BLOG – My Favorite Villager
- Published: May 4, 2010
If I’m not running around downtown, you may find me at Dunphy’s hanging out with my favorite villager, Coconut.
I first met Coconut on New Year’s Eve, 2007. I’d been gone from Yellow Springs for over a year, was just visiting for the holidays. I would return home to Providence, Rhode Island from this visit having decided to move back.
I can’t remember if by New Year’s I knew I was coming back. But that’s not the point. I met Coconut because my friend and comedy partner Jill Summerville and I were sitting on the steps of Dunphy’s for the ball drop. We were sitting on the steps because we needed a stable, seated place away from the crowd. We needed stable, seated place because Jill has cerebral palsy and isn’t terribly mobile. We didn’t want her to get trampled by the crowd and we didn’t want people to trip over her wheelchair. So we got downtown really early and staked out our seats, holding court all night.
Coconut kept us company the whole time. She was very excited by all the activity and all the attention we were giving her, and frequently tried to paw her way through the glass windows. I reciprocated.
As you may know, Coconut lives in Dunphy’s and mostly when the place is empty, and especially when the miniature-town holiday display is up, she likes to hang out by the front windows. She expresses a lot of interest in passersby and even more in falling snow. If you get her on a good day, she might roll on her back for you and look at you upside-down with those big gorgeous eyes.
Since moving back to Yellow Springs, one of my favorite things to do is visit Coconut—usually just to say hey through the window, but sometimes when the weather is nice and the back door is open she’s there, prowling the 2-foot circumference of the doorway (she’s a bit skittish).
And if you don’t know already, and if you haven’t gathered as much by this post so far, I’m a cat person. Actually to say that I’m a cat person is a bit of an understatement. I don’t actually have a cat; I’ve always been fated to be a cat lady so what’s the rush? In the meantime I try to pet and bond with every cat that comes across my path. They distract me from everything: conversations, errands, other cats. I would yell “kitty!” and rush to them. But the cats around here can be antisocial so I’ve had to modify my approach. Now I whisper “kitty” and crouch-slink to them.
One of the things I love about cats—especially the cats around here—is their aloofness. The more aloof the cat the more I love them. I kind of thrive on perpetually-unfulfilled longing.
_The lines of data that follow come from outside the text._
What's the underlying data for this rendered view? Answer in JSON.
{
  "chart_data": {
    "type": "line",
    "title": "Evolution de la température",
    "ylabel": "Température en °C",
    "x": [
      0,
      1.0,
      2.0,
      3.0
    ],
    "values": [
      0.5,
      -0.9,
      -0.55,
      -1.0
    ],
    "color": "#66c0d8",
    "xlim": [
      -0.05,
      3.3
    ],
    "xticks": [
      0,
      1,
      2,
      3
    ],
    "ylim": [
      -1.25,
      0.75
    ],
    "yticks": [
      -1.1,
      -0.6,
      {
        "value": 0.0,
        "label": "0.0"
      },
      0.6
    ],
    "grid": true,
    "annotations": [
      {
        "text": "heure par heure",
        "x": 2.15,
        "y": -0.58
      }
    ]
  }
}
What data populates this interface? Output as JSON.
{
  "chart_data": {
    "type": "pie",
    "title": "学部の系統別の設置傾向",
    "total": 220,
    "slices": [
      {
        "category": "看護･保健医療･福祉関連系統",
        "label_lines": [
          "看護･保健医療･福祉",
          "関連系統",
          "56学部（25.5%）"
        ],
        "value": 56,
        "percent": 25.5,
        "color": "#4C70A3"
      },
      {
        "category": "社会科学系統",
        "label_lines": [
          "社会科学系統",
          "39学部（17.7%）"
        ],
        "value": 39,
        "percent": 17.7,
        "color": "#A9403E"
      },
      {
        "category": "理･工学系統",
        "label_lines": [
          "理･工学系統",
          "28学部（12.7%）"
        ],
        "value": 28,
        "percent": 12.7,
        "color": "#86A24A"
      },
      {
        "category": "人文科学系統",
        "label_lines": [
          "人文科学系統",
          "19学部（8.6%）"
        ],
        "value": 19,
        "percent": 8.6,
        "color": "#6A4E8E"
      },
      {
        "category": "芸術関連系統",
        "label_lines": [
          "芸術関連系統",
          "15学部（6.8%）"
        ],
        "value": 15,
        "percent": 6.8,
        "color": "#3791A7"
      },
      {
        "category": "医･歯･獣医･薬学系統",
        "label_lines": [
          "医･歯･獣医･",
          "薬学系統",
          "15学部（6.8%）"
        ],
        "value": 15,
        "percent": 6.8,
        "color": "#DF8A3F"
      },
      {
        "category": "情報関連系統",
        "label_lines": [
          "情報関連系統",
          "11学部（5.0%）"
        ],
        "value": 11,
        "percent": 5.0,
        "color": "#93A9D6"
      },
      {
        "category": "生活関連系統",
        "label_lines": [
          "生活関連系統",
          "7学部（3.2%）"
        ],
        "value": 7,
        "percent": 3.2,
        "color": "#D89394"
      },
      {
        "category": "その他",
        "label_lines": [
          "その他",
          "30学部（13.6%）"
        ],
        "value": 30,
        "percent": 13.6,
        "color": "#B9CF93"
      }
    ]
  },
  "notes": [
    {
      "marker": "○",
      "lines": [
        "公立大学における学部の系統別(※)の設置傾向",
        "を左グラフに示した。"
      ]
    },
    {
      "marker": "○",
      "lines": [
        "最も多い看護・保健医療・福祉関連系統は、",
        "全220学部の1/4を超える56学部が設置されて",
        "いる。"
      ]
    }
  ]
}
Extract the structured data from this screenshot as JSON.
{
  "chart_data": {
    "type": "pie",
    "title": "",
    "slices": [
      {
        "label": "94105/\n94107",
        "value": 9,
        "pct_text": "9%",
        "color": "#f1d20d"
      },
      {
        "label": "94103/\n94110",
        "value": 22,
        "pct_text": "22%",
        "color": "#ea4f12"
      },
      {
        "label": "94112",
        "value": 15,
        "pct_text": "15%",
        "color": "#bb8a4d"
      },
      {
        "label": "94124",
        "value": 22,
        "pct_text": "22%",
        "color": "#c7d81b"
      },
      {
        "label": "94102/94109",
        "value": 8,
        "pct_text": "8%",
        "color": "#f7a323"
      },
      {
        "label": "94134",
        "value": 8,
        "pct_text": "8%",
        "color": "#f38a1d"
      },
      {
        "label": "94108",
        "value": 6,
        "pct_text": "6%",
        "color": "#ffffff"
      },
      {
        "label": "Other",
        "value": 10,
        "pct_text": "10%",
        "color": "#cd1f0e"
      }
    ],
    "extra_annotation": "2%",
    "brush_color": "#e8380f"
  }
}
So if one would care to get all psychoanalytic about it, Coconut’s appeal for me may partly be because much of our relationship is characterized by being separated by a glass window. We constantly try to get at each other through this window, and are only sometimes rewarded by actual physical contact, involving lots of petting, shedding, and the occasional dash to safety at outside disruption (I’m not telling you who does that one).
I want to take this opportunity to apologize to my colleagues at the News—if I am late to work, it’s all Coconut’s fault. You try saying no to that charm.